As the national media prepared to cover the historic 2008 election, Stars and Stripes, the Pentagon-funded daily newspaper, was making its own plans to report on the conclusion of the presidential race. As part of its election coverage, the paper planned to dispatch reporters to the common areas of military bases in order to chronicle the scene as the returns rolled on. A Stripes editor, Tom Skeen, advised the Pentagon of the paper’s plans beforehand as a matter of “courtesy,” but was “flabbergasted” by the response he received from the Office of the Secretary of Defense for Public Affairs: stand down. “As a matter of long standing policy, DoD personnel are to avoid engaging in activities that could associate the Department with any partisan election,” the paper was told.
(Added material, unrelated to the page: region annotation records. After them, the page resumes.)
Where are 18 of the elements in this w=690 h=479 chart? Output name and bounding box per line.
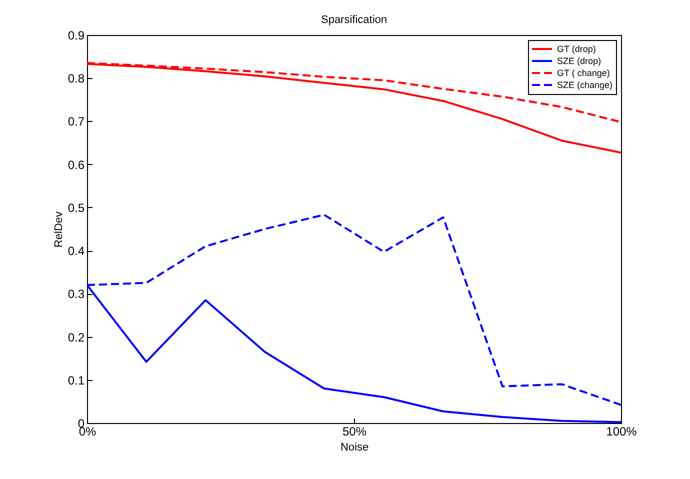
y-axis-title: RelDev xyxy=(52,210,65,248)
x-tick-label: 50% xyxy=(342,424,367,438)
legend-label: GT ( change) xyxy=(557,68,610,78)
chart-title: Sparsification xyxy=(320,14,388,26)
legend-label: SZE (drop) xyxy=(557,56,602,66)
y-tick-label: 0.8 xyxy=(68,72,85,86)
y-tick-label: 0.5 xyxy=(68,200,85,215)
y-tick-label: 0.2 xyxy=(68,330,85,344)
y-tick-label: 0.3 xyxy=(68,287,85,302)
y-tick-label: 0.4 xyxy=(68,244,85,258)
x-axis-title: Noise xyxy=(340,442,369,454)
legend-label: SZE (change) xyxy=(557,80,613,90)
y-tick-label: 0.7 xyxy=(68,114,85,129)
legend-label: GT (drop) xyxy=(557,44,596,54)
y-tick-label: 0.9 xyxy=(68,28,85,42)
y-tick-label: 0.6 xyxy=(68,158,85,172)
y-tick-label: 0.1 xyxy=(68,373,85,388)
x-tick-label: 100% xyxy=(606,424,638,438)
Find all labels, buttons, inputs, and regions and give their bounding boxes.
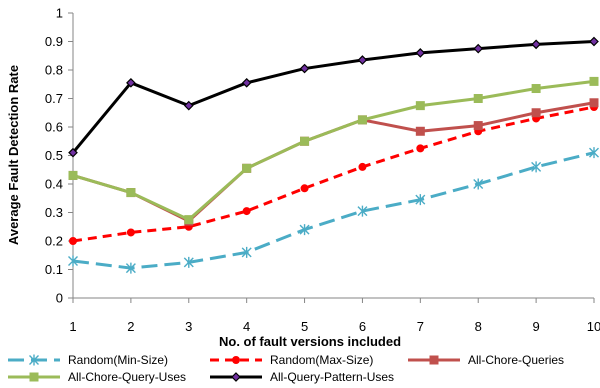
data-point (415, 194, 426, 206)
y-tick-label: 0.1 (45, 262, 63, 277)
data-point (68, 255, 78, 267)
data-point (415, 101, 425, 111)
series-line (72, 151, 595, 270)
data-point (126, 77, 136, 88)
data-point (473, 94, 483, 103)
data-point (300, 184, 309, 193)
data-point (589, 76, 599, 86)
series-group (68, 36, 599, 274)
data-point (184, 215, 194, 225)
legend-item: Random(Max-Size) (210, 353, 373, 367)
legend-item: All-Query-Pattern-Uses (210, 370, 394, 384)
series-random-max-size (69, 103, 598, 245)
data-point (125, 262, 136, 274)
data-point (241, 246, 252, 258)
y-tick-label: 0.7 (45, 91, 63, 106)
data-point (473, 121, 483, 131)
series-all-chore-queries (68, 98, 599, 226)
y-tick-label: 1 (56, 6, 63, 21)
data-point (69, 237, 77, 245)
data-point (300, 136, 310, 146)
data-point (473, 178, 484, 190)
data-point (126, 228, 135, 237)
series-line (71, 40, 595, 154)
data-point (242, 163, 252, 173)
data-point (589, 147, 599, 159)
x-tick-label: 8 (475, 319, 482, 334)
y-axis-title: Average Fault Detection Rate (6, 65, 21, 245)
data-point (589, 98, 599, 108)
legend-label: All-Chore-Query-Uses (68, 370, 186, 384)
tick-labels: 0 0.1 0.2 0.3 0.4 0.5 0.6 0.7 0.8 0.9 1 1 2 3 4 5 6 7 8 9 10 (45, 6, 600, 335)
data-point (242, 207, 251, 216)
data-point (357, 205, 368, 217)
series-all-query-pattern-uses (68, 36, 599, 158)
legend-swatch-marker (231, 372, 241, 382)
legend-swatch-marker (29, 372, 39, 382)
legend-item: Random(Min-Size) (8, 353, 168, 367)
x-tick-label: 1 (69, 319, 76, 334)
data-point (358, 162, 367, 171)
data-point (416, 144, 425, 153)
x-axis-title: No. of fault versions included (219, 334, 401, 349)
data-point (357, 55, 368, 65)
data-point (299, 63, 310, 74)
legend: Random(Min-Size) Random(Max-Size) All-Chor… (8, 353, 564, 384)
data-point (531, 108, 541, 118)
data-point (473, 43, 484, 54)
series-all-chore-query-uses (68, 76, 599, 225)
x-tick-label: 6 (359, 319, 366, 334)
x-tick-label: 2 (127, 319, 134, 334)
legend-swatch-marker (29, 354, 39, 366)
data-point (415, 126, 425, 136)
data-point (68, 170, 78, 180)
x-tick-label: 5 (301, 319, 308, 334)
y-tick-label: 0.4 (45, 177, 63, 192)
data-point (183, 256, 194, 268)
legend-item: All-Chore-Query-Uses (8, 370, 186, 384)
y-tick-label: 0.9 (45, 34, 63, 49)
legend-label: All-Chore-Queries (468, 353, 564, 367)
data-point (531, 84, 541, 94)
series-line (72, 105, 595, 243)
y-tick-label: 0 (56, 291, 63, 306)
legend-swatch-marker (429, 355, 439, 365)
data-point (589, 36, 599, 47)
legend-item: All-Chore-Queries (408, 353, 564, 367)
data-point (531, 39, 541, 50)
legend-label: All-Query-Pattern-Uses (270, 370, 394, 384)
y-tick-label: 0.8 (45, 63, 63, 78)
y-tick-label: 0.6 (45, 120, 63, 135)
y-tick-label: 0.3 (45, 205, 63, 220)
data-point (415, 48, 426, 58)
legend-label: Random(Max-Size) (270, 353, 373, 367)
legend-swatch-marker (232, 356, 240, 364)
data-point (126, 188, 136, 198)
legend-label: Random(Min-Size) (68, 353, 168, 367)
x-tick-label: 7 (417, 319, 424, 334)
data-point (357, 115, 367, 125)
data-point (241, 77, 252, 88)
data-point (299, 224, 310, 236)
series-line (72, 79, 595, 222)
y-tick-label: 0.2 (45, 234, 63, 249)
data-point (183, 100, 194, 111)
data-point (531, 161, 542, 173)
axes (72, 13, 594, 299)
data-point (68, 147, 78, 158)
x-tick-label: 9 (532, 319, 539, 334)
x-tick-label: 3 (185, 319, 192, 334)
series-random-min-size (68, 147, 599, 274)
x-tick-label: 4 (243, 319, 250, 334)
y-tick-label: 0.5 (45, 148, 63, 163)
x-tick-label: 10 (587, 319, 600, 334)
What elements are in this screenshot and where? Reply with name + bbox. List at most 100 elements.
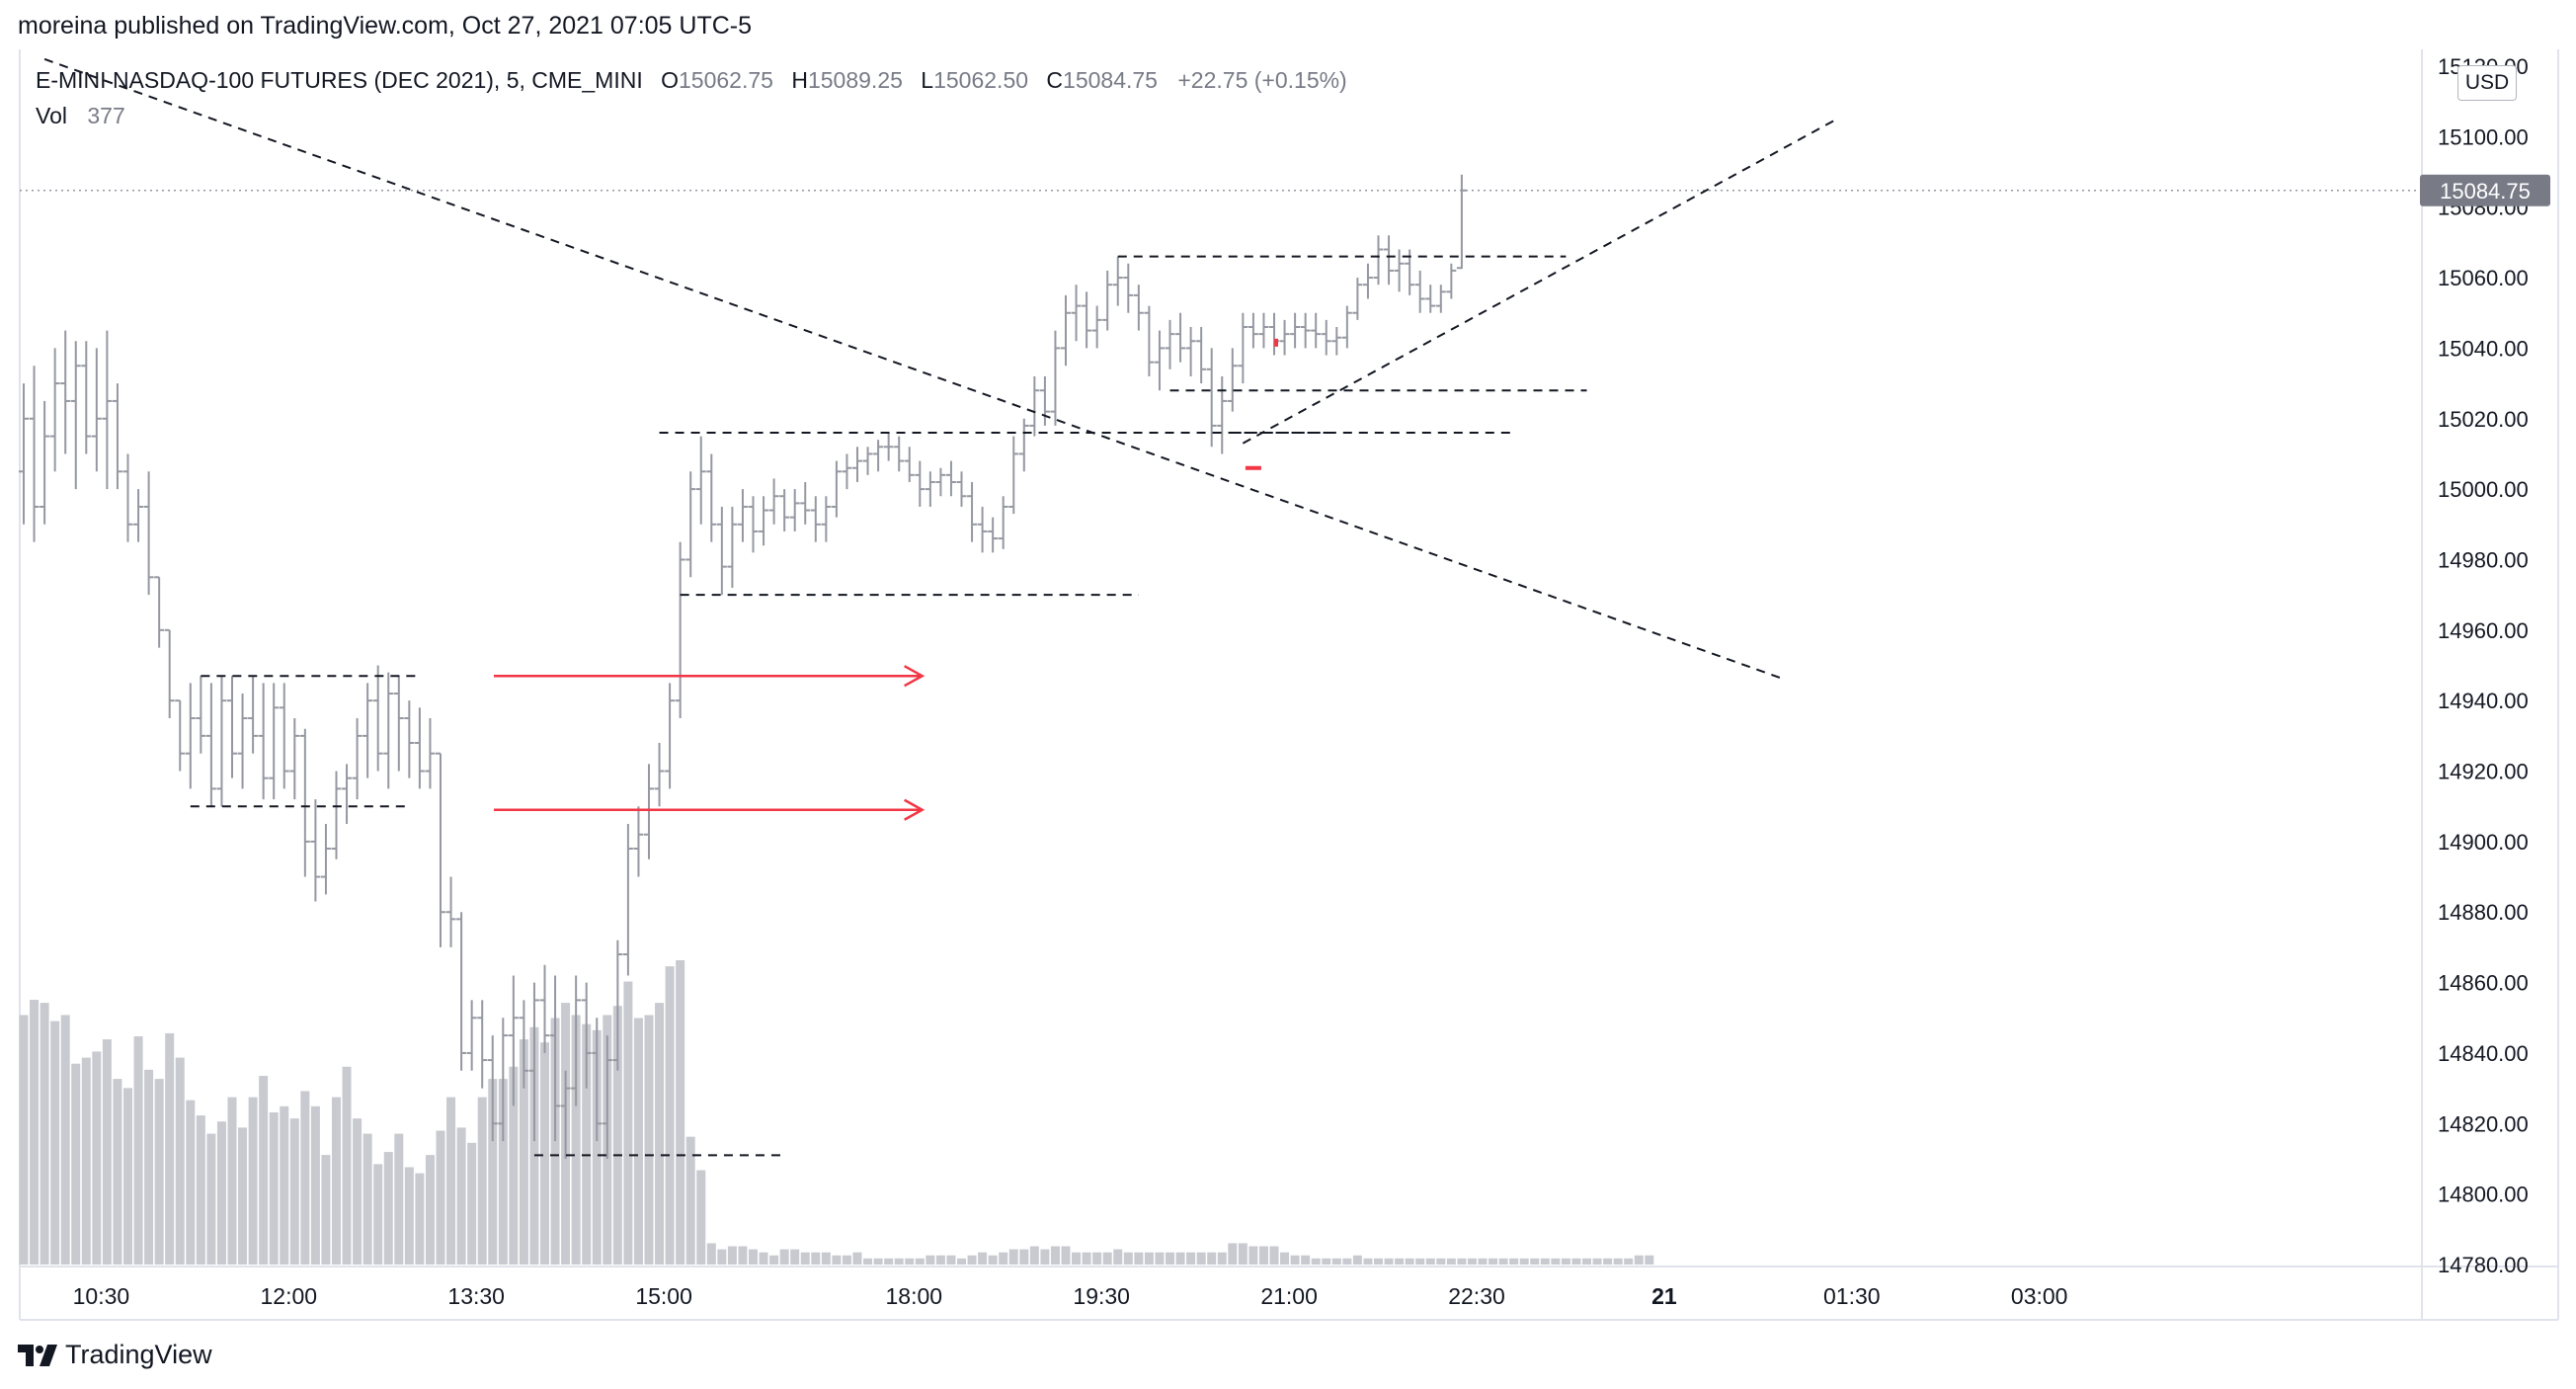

In a critical column today, the paper’s ombudsman fired back:
What servicemembers say while in uniform can be construed as a position of the DOD, the officials said. No matter that servicemembers, identified by name, rank and location, express themselves regularly in letters to the editor of newspapers, and in blogs. No matter that every DOD restriction placed on uniformed servicemembers with respect to politics speaks explicitly of “official capacity” actions — giving a speech, writing a column, being active in a political event such as a demonstration. No matter that Congress has clearly stated that both Stars and Stripes and “military personnel on the frontiers of freedom” must be protected by the free speech provisions of the First Amendment.
There were other arguments for barring Stripes from this fairly routine election coverage exercise. For one thing, the officials said, commercial media were not being allowed to go on bases to cover election reaction, so Stripes also should not be. This is a recurring argument that ignores the unique position of Stripes — unique not only within the U.S. government but probably within any government in the world. It has been created and is supported within the DOD to provide news and information to troops in a way that no other civilian media want to do or can do. Stripes staffers work from offices on base. They have DOD ID cards. They live and work in many respects as servicemembers themselves do. And there is no small number of active-duty personnel on assignment to Stripes as editors, reporters and photographers.
Ultimately, Stripes‘ editorial director, Terry Leonard, decided to ignore the order, instructing the paper’s reporters to carry on as planned unless they were told to stop, in which case they were to state their objections and leave without incident. And at bases in Japan and South Korea military public affairs officials did indeed intercede, preventing Stripes reporters from interviewing servicemembers. Explaining the unusual interference in the paper’s operations, a Pentagon spokesman later said that nothing good could come from covering the military perspective on presidential politics: “It’s nothing but a gateway to trouble for us.”
In the end, Stripes reporters were successful in gauging the ground-level reaction of grunts worldwide—and, at press time, the Pentagon had yet to be subsumed into the void of partisan politics.
Among the remarks relayed on Stripes‘ Twitter feed:
A1C Elias Zavala: “Go Obama. I’m not saying who I voted for, I’m just saying, ‘Go him.'”
Pfc. Michael Cunningham: “It’s kind of picking the lesser of two evils.”
Tech Sgt. (and McCain supporter) Joe Bosacco: “Hopefully I single-handedly saved the world with my absentee ballot.”
A1C Andrew Greenwell: “As far as I’m concerned, whoever wins is my commander in chief & I’ll do what he says. It really is that simple.”